No caso do Brasil, apesar da garantia do direito à educação ser prevista na Constituição
Federal, na prática existem inúmeros fatores tanto sociais, como políticos e econômicos, que
formam barreiras à democratização desse direito que é fundamental à formação do cidadão, da
sua personalidade, da sua dignidade enquanto ser humano.
Portanto, apesar dos problemas sociais serem obstáculos ao acesso à educação, é a
educação que pode causar mudanças sociais e, por conseguinte, a inclusão social dessas pessoas
menos favorecidas. Ou seja, ao mesmo tempo em que esses problemas impedem o acesso das
crianças à escola, é a própria escola que vai possibilitar a formação da cidadania e dignidade
humana nessas pessoas, possibilitando assim, a inclusão social.

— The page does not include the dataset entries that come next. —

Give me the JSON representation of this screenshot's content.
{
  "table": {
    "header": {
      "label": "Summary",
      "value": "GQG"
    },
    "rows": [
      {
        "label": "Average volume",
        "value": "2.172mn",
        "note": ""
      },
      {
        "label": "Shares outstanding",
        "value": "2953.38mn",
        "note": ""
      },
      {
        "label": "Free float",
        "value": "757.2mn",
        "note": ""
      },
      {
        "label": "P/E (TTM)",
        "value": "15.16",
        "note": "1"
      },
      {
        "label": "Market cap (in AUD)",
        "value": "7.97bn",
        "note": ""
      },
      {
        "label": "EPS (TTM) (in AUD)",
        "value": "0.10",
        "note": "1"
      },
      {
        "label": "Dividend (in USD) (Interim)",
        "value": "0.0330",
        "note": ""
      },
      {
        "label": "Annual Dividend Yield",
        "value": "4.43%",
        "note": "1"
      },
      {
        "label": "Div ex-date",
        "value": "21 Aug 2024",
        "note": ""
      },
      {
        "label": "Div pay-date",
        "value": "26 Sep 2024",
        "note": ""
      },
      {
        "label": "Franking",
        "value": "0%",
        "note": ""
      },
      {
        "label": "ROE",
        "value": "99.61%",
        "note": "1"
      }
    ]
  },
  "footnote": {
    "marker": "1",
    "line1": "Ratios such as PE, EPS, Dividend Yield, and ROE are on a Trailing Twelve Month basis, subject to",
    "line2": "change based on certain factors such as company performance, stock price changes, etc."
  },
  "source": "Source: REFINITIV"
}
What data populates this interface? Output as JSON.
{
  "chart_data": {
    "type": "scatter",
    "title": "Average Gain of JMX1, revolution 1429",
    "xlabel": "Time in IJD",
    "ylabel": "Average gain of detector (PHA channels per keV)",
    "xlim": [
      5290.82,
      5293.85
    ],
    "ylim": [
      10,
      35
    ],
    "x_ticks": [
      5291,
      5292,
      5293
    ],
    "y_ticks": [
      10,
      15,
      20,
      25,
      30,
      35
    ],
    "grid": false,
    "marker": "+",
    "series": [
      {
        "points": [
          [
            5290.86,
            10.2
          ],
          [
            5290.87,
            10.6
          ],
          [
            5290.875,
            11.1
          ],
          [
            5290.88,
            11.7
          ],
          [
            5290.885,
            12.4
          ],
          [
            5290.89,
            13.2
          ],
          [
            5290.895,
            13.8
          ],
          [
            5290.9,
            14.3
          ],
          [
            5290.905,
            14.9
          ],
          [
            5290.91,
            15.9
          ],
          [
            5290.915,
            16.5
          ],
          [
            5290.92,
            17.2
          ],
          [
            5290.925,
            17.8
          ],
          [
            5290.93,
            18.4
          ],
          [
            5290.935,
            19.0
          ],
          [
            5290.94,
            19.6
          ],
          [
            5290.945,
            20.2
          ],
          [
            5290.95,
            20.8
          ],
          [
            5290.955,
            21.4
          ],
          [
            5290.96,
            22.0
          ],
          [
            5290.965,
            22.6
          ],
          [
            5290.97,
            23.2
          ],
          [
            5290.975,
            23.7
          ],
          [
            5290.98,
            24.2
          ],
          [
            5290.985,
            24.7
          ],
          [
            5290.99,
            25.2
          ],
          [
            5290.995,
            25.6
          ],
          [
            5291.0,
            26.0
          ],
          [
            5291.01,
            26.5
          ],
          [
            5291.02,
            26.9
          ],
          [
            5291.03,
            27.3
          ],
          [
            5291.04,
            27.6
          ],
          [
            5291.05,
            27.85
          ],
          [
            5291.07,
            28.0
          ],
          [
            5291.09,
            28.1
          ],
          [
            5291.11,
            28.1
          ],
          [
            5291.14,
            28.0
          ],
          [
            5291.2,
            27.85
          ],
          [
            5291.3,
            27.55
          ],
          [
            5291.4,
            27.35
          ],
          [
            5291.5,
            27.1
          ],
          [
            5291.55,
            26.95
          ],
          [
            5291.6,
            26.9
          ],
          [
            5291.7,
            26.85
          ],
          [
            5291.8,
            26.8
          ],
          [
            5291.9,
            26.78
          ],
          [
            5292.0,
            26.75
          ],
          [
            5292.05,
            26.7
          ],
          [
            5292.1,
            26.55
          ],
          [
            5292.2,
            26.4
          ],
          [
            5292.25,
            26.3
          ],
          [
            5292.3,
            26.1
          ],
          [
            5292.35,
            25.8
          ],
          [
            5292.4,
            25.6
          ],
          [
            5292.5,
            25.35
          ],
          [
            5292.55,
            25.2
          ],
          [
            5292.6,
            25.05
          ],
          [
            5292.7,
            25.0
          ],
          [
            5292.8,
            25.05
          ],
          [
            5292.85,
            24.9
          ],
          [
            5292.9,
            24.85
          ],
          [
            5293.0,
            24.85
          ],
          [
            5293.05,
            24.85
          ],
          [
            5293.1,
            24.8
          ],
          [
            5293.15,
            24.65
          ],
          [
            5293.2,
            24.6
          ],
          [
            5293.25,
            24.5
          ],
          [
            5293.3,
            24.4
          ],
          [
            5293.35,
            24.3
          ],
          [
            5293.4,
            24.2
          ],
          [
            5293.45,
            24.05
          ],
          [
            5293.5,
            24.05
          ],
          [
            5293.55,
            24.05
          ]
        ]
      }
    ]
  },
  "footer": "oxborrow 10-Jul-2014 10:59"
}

Dessa forma, se conclui que a educação é a principal forma de resolver as desigualdades
sociais, a marginalidade, a violência infantil, a prostituição infantil, etc. É preciso que existam
políticas públicas educacionais que consigam garantir o acesso de todas as crianças à escola.
No entanto, não se faz suficiente apenas o acesso à escola, é imprescindível que o ensino seja
de qualidade, que a escola possua estrutura adequada, que haja acompanhamento
psicopedagógico individual a cada problema específico.